Огни города сверкали вдали. Казалось, это светила тайга, окутанная сумерками теплого вечера. Оттуда доносились стук и грохот бетономешалок, шум и скрежет огромного строительства.
На утро пароход остановился в Мариинске. Пассажиров, прибывших в Де-Кастри, ожидал катер, чтобы перебросить их через широкое, мелководное озеро Кизи. Оно было грязновато-мутное, перекатывало желтые волны. С противоположного берега, куда лежал путь, дул ветер, гоня нависшие серые тучи.

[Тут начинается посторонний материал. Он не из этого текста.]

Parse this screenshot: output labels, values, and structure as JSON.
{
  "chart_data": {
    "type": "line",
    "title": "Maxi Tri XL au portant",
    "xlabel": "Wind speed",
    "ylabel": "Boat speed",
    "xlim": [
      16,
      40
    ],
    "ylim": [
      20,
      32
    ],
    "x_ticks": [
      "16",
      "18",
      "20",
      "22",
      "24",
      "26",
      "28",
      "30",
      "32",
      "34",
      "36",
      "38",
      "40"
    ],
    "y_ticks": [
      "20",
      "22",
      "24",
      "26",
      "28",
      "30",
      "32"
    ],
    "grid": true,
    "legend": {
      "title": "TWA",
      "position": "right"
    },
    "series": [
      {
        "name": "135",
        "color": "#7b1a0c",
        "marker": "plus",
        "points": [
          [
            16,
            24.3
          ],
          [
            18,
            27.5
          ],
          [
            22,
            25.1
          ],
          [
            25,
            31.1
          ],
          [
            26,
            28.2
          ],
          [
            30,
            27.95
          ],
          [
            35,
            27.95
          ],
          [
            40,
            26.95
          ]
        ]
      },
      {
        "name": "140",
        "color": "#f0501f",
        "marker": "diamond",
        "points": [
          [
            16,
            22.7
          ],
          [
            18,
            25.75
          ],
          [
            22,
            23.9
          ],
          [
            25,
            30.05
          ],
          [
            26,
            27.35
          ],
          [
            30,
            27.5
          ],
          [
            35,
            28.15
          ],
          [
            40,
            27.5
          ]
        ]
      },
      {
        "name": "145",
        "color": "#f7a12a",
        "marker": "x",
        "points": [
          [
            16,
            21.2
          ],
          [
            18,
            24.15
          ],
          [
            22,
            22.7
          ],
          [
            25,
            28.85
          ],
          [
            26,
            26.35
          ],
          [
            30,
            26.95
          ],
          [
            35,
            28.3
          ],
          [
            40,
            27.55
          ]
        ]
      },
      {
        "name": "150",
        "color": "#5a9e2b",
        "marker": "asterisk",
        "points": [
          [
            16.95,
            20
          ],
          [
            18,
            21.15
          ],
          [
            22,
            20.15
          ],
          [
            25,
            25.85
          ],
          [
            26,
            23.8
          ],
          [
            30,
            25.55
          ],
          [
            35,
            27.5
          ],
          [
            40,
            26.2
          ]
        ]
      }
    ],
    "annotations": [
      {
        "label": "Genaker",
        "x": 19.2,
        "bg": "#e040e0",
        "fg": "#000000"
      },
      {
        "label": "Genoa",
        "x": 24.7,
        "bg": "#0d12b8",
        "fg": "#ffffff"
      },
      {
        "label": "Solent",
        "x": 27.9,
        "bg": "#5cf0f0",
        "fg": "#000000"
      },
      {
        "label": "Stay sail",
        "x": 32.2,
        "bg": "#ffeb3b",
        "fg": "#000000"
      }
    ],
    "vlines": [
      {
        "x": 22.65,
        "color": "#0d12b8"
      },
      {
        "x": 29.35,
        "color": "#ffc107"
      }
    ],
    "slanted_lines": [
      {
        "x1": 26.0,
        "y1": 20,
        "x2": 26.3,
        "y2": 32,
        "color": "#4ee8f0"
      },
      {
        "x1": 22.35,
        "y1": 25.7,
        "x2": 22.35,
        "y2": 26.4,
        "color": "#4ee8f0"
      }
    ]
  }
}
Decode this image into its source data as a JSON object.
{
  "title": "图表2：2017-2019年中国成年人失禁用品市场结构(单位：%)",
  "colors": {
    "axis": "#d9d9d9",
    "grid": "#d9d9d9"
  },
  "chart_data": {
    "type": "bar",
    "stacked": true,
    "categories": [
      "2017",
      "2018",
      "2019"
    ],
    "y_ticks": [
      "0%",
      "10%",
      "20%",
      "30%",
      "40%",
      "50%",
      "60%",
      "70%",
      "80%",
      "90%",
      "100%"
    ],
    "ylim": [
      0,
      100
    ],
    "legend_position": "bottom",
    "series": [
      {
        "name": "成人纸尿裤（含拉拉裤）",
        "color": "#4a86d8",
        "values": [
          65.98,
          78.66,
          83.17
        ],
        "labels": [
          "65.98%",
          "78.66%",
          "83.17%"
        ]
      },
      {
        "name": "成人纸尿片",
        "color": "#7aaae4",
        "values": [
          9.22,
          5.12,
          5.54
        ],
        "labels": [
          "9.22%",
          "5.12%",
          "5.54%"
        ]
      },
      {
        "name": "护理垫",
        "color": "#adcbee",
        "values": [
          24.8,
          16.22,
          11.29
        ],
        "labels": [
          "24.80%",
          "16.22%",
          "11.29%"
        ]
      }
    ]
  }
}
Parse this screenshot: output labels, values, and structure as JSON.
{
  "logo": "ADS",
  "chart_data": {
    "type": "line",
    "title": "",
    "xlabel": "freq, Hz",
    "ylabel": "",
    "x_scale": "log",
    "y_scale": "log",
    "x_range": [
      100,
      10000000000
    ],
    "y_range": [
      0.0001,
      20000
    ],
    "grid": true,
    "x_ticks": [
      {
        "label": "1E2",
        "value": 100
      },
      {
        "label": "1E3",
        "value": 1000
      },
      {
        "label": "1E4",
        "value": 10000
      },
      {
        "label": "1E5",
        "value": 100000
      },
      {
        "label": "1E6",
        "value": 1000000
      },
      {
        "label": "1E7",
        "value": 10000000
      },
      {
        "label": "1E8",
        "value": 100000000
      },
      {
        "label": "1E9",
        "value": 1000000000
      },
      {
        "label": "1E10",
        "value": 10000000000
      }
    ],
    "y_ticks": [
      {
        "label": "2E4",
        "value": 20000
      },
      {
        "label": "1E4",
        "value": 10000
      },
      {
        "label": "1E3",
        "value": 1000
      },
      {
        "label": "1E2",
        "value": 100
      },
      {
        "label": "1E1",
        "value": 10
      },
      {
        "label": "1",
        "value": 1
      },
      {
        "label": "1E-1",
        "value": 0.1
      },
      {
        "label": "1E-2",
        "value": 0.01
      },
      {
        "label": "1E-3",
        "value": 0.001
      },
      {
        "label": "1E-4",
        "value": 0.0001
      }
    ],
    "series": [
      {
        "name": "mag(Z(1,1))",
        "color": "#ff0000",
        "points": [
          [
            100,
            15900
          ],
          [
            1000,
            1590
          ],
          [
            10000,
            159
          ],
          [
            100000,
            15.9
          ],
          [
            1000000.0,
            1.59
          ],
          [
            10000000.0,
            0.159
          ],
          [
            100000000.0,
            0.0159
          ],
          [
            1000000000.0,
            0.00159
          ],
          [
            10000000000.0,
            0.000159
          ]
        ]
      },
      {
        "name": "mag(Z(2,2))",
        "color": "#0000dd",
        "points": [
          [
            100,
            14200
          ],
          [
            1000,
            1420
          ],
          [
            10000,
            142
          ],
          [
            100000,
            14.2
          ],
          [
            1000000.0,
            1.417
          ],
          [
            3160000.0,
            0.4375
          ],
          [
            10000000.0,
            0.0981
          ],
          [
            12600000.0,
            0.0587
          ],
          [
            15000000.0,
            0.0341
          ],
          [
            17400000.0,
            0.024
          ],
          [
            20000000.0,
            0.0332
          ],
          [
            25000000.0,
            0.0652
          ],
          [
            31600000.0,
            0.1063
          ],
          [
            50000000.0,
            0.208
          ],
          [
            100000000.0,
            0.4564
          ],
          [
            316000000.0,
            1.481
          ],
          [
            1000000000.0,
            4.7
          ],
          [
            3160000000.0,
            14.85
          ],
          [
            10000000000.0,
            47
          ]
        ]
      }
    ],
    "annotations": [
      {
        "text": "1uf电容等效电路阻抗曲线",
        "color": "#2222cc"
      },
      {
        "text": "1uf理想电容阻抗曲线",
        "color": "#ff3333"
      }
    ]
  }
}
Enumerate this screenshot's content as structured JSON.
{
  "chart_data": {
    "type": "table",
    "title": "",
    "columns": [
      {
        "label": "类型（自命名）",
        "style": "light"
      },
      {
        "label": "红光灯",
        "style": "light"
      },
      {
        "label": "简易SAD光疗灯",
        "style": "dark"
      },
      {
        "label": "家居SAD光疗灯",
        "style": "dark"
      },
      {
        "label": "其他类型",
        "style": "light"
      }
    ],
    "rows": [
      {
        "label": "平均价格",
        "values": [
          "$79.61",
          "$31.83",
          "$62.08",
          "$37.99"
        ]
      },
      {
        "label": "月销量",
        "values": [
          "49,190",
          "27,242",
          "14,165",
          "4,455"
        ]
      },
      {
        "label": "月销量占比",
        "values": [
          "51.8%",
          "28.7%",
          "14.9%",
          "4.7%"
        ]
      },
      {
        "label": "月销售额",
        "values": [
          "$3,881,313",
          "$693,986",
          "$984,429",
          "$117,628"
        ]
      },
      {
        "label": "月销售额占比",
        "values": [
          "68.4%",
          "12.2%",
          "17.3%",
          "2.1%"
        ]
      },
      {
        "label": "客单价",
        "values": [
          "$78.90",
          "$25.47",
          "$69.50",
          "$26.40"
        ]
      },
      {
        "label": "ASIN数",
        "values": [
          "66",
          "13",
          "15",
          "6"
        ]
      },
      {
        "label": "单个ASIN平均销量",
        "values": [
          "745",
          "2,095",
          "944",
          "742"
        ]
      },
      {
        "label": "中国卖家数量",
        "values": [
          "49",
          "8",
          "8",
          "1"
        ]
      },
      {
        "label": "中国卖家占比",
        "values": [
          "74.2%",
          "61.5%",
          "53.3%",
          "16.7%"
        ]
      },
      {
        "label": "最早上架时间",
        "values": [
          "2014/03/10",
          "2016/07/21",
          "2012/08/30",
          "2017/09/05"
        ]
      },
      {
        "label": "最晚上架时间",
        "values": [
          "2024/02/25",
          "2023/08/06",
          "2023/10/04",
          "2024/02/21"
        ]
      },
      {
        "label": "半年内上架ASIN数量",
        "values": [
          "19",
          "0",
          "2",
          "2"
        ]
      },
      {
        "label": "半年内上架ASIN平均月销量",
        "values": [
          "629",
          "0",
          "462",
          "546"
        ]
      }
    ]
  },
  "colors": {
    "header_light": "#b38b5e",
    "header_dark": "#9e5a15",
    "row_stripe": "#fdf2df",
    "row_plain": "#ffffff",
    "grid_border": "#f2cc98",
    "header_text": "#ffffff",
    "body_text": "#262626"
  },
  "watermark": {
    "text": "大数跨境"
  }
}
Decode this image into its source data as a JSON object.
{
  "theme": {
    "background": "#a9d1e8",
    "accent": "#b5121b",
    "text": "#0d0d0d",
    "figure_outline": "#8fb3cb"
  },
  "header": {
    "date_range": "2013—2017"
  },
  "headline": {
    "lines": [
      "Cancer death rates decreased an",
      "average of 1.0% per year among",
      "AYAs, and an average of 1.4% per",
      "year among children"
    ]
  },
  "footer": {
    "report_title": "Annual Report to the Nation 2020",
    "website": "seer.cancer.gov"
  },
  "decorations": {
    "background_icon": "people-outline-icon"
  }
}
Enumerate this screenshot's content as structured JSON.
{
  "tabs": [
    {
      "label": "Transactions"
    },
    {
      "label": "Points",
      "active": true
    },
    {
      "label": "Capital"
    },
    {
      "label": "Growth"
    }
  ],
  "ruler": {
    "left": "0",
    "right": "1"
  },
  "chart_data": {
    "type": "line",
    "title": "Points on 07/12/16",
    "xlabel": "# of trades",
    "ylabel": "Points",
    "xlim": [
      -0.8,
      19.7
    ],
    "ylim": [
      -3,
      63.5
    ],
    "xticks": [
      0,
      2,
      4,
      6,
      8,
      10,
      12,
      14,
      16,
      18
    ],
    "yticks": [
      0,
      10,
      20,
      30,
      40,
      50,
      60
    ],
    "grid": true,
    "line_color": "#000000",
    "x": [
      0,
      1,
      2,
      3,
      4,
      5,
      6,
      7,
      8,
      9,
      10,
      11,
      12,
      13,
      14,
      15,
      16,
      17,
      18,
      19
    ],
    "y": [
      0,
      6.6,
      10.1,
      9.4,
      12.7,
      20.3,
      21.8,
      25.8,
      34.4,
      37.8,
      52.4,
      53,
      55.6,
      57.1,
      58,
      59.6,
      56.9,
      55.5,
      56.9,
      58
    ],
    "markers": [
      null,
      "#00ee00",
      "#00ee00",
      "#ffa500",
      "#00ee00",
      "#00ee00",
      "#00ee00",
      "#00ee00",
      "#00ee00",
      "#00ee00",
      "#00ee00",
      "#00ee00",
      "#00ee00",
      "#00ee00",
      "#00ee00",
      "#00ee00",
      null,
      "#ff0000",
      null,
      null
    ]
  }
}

Настроение у Портнягиной чуточку испортилось, она приуныла. Аксанов успокаивал:
— Тут иногда бывает, повернет ветерок с Охотского моря — и вот такая сырость…
На ногах у Портнягиной были белые брезентовые туфли. Она приоделась в светленькое платье, а тут вдруг дождь, грязь. Нет, ей не хотелось бы встречаться с мужем в такую слезливо-кислую погоду после столь длительной разлуки!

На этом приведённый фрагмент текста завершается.